Lorsque Bauldour, et cela arrivait souvent, lorsque Bauldour voyait Pécopin prêt à partir sur son cheval hennissant de joie et plus fier que s’il eût porté Alexandre le Grand en habits impériaux, lorsqu’elle voyait Pécopin le flatter, lui passer la main sur le cou, et, éloignant l’éperon du flanc, présenter au palefroi un bouquet d’herbe pour le rafraîchir, Bauldour était jalouse du cheval. Quand Bauldour, cette noble et fière demoiselle, cet astre d’amour, de jeunesse et de beauté, voyait Pécopin caresser son dogue et approcher amicalement de son charmant et mâle visage cette tête camuse, ces gros naseaux, ces larges oreilles et cette gueule noire, Bauldour était jalouse du chien.

Elle rentrait dans sa chambre secrète, courroucée et triste, et elle pleurait. Puis elle grondait ses servantes, et, après ses servantes, elle grondait son nain. Car la colère chez les femmes est comme la pluie dans la forêt ; elle tombe deux fois. Bis pluit.

Le soir, Pécopin arrivait poudreux et fatigué. Bauldour boudait et murmurait un peu avec une larme dans le coin de son œil bleu. Mais Pécopin baisait sa petite main, et elle se taisait ; Pécopin baisait son beau front, et elle souriait.

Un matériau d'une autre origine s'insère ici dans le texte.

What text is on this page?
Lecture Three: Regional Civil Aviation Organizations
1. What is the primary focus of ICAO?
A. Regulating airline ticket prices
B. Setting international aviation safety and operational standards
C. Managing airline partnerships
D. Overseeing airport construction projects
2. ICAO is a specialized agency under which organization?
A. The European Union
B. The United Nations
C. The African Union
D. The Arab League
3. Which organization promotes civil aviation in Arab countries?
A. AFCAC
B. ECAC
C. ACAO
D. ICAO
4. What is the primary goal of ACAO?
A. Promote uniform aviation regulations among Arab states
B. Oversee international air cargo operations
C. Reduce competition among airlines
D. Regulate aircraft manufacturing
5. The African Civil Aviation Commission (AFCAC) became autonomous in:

Le front de Bauldour était blanc, pur et admirable comme la trompe d’ivoire du roi Charlemagne.

Puis elle se retirait dans sa tourelle, et Pécopin dans la sienne. Elle ne souffrait jamais que ce chevalier lui prît la ceinture. Un soir, il lui pressa légèrement le coude, et elle rougit très fort. Elle était fiancée, et non mariée. Pudeur est à la femme ce que chevalerie est à l’homme.